1800's Texas Stone House
The original 1800's Texas Stone House was restored in the fall of 2014, funded by the Conservancy. The house was constructed out of dressed limestone and three of those limestone walls remain. Owned by Max and Minnie Voelcker, the 330-acre landscape was home to a working dairy farm for decades. The Texas Stone House was already there when Max’s father, Louis Voelcker, purchased the land in 1917. It is believed that Max lived in the stone house until he married Minnie in 1925 and built her the white bungalow style house at the front of the Homestead property.

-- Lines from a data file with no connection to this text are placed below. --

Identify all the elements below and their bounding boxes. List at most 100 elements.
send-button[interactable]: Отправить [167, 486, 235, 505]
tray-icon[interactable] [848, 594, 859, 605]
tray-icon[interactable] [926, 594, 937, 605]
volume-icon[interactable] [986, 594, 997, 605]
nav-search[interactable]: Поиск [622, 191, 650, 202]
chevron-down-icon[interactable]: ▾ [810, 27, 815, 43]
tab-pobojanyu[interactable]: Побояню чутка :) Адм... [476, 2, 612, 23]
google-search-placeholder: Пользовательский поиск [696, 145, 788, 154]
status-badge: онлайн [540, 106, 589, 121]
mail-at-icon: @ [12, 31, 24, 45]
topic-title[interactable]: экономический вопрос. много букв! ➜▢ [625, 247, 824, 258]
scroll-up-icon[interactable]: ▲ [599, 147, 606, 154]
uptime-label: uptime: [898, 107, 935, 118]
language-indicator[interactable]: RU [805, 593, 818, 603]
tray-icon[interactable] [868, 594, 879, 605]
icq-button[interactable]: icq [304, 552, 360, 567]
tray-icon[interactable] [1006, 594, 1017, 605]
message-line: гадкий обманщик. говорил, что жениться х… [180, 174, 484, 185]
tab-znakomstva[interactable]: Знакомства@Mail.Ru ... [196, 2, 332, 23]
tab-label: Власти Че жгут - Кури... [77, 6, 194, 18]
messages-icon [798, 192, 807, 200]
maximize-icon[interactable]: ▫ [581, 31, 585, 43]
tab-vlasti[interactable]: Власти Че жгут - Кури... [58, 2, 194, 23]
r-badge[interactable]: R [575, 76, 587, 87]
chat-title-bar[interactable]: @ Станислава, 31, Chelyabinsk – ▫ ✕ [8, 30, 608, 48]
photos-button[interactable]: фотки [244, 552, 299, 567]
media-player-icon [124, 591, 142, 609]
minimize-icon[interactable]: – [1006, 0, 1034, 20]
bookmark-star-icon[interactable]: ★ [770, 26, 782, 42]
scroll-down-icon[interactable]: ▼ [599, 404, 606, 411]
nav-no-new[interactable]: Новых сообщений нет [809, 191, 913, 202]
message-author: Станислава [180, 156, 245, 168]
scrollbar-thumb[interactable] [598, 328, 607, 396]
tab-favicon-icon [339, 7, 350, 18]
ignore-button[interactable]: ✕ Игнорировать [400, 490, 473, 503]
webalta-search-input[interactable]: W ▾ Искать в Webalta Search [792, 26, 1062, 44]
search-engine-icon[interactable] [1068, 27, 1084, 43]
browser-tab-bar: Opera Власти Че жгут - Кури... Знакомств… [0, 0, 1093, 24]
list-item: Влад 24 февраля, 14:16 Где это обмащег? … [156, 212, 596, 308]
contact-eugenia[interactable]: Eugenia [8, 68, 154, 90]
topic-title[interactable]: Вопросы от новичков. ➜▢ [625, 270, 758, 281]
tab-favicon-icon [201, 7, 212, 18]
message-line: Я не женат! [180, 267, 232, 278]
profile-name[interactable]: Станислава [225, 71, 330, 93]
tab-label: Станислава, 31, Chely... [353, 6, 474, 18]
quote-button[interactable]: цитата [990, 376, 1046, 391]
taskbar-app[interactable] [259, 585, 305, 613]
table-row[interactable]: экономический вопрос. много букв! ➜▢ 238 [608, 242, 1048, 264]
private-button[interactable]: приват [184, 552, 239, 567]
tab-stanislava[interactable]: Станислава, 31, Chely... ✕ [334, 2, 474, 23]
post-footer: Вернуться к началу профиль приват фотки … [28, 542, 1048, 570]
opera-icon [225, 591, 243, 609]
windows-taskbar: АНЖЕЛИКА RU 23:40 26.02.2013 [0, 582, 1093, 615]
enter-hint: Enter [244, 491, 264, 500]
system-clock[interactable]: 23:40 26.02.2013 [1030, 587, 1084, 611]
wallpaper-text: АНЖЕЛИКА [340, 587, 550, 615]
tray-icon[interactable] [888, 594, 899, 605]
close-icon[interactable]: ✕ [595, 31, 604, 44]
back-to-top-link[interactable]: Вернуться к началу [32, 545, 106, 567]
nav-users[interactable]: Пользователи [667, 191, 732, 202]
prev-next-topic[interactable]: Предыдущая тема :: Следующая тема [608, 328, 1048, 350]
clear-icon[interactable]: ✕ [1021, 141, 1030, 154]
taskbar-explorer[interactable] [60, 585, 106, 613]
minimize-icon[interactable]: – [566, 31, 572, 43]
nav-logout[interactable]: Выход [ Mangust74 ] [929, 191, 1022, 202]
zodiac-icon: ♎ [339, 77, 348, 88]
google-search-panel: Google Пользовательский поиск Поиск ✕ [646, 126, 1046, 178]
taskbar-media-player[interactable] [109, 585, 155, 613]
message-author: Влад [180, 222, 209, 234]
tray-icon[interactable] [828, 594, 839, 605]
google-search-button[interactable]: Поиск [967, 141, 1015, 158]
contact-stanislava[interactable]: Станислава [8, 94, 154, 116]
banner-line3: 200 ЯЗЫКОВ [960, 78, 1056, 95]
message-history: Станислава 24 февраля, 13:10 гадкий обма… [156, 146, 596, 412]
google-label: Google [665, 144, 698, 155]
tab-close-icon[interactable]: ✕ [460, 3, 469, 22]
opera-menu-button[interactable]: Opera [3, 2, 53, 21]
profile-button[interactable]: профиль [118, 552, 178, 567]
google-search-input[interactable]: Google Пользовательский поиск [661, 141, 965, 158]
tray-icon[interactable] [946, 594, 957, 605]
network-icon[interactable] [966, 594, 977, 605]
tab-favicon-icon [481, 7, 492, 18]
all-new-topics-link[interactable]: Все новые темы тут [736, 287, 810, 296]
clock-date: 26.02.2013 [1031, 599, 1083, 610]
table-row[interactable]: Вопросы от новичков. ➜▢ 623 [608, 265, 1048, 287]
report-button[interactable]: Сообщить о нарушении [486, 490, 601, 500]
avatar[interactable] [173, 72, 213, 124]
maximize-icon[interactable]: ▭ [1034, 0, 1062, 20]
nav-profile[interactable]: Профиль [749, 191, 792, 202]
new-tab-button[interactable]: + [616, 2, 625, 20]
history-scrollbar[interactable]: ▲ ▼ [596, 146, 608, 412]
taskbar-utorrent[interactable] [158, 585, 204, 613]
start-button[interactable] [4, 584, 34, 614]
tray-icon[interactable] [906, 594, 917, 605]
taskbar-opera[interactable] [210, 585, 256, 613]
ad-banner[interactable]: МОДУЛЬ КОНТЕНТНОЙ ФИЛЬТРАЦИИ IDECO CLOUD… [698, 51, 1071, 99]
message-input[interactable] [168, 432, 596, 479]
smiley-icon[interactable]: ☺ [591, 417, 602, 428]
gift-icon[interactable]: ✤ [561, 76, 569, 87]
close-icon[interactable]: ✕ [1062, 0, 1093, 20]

Both Max and Minnie were born on the countryside dotted with dairy farms in an area known as Buttermilk Hill. The Voelcker Farm, which is now a part of Phil Hardberger Park, was the last whole parcel of farmland left in San Antonio. With determination, the couple vigilantly held onto their land even as the pressures of urban encroachment through highways and developments increased. Max and Minnie lived on this German farmstead until their deaths in 1980 and 2000, respectively.
Circa late 1800’s
About three-quarters of the structure's original limestone walls remain.
Constructed of dressed limestone laid up in a coursed rubble pattern. Interior roofs feature tall ceilings with a painted beadboard covering and plastered walls.
Flooring is wide tongue-and-groove pine boards.
Gable ends of the building are constructed in stone and there is a central stone chimney.